Automatic dietary monitoring (ADM) stands as a challenging application in wearable healthcare technologies. In this paper, we define an ADM to perform food intake classification (FIC) over throat microphone recordings. We investigate the use of transfer learning to design an improved FIC system. Although labeled data with acoustic close-talk microphones are abundant, throat data is scarce. Therefore, we propose a new adaptation framework based on teacher/student learning. The teacher network is trained over high-quality acoustic microphone recordings, whereas the student network distills deep feature extraction capacity of the teacher over a parallel dataset. Our approach allows us to transfer the representational capacity, adds robustness to the resulting model, and improves the FIC through throat microphone recordings. The classification problem is formulated as a spectra-temporal sequence recognition using the Convolutional LSTM (ConvLSTM) models.

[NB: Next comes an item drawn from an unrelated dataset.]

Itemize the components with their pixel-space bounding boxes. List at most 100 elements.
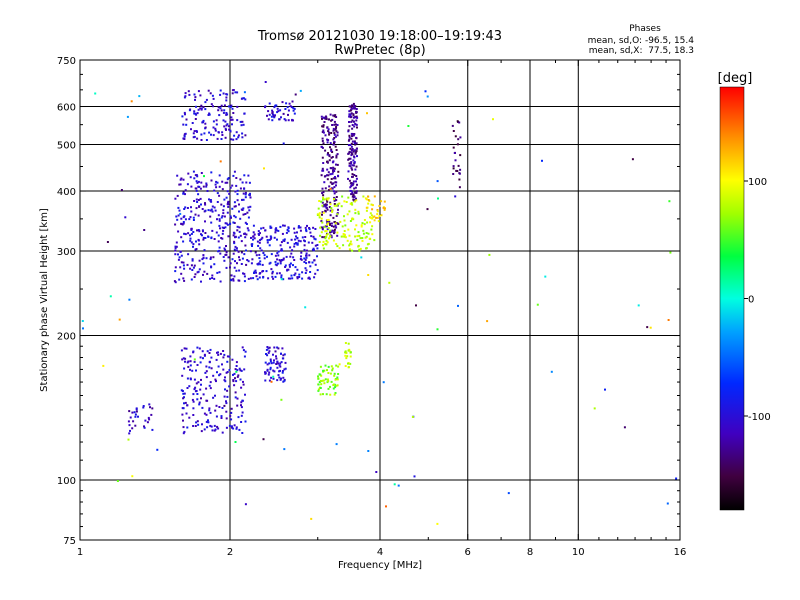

We evaluate the proposed approach using a large scale acoustic dataset collected from online recordings, an in-house food intake throat microphone dataset, and a parallel speech dataset. The bidirectional ConvLSTM network with the proposed domain adaptation approach consistently outperforms the SVM- and CNN-based baseline methods and attains 85.2% accuracy for the classification of 10 different food intake items. This translates to 17.8% accuracy improvement with the proposed domain adaptation.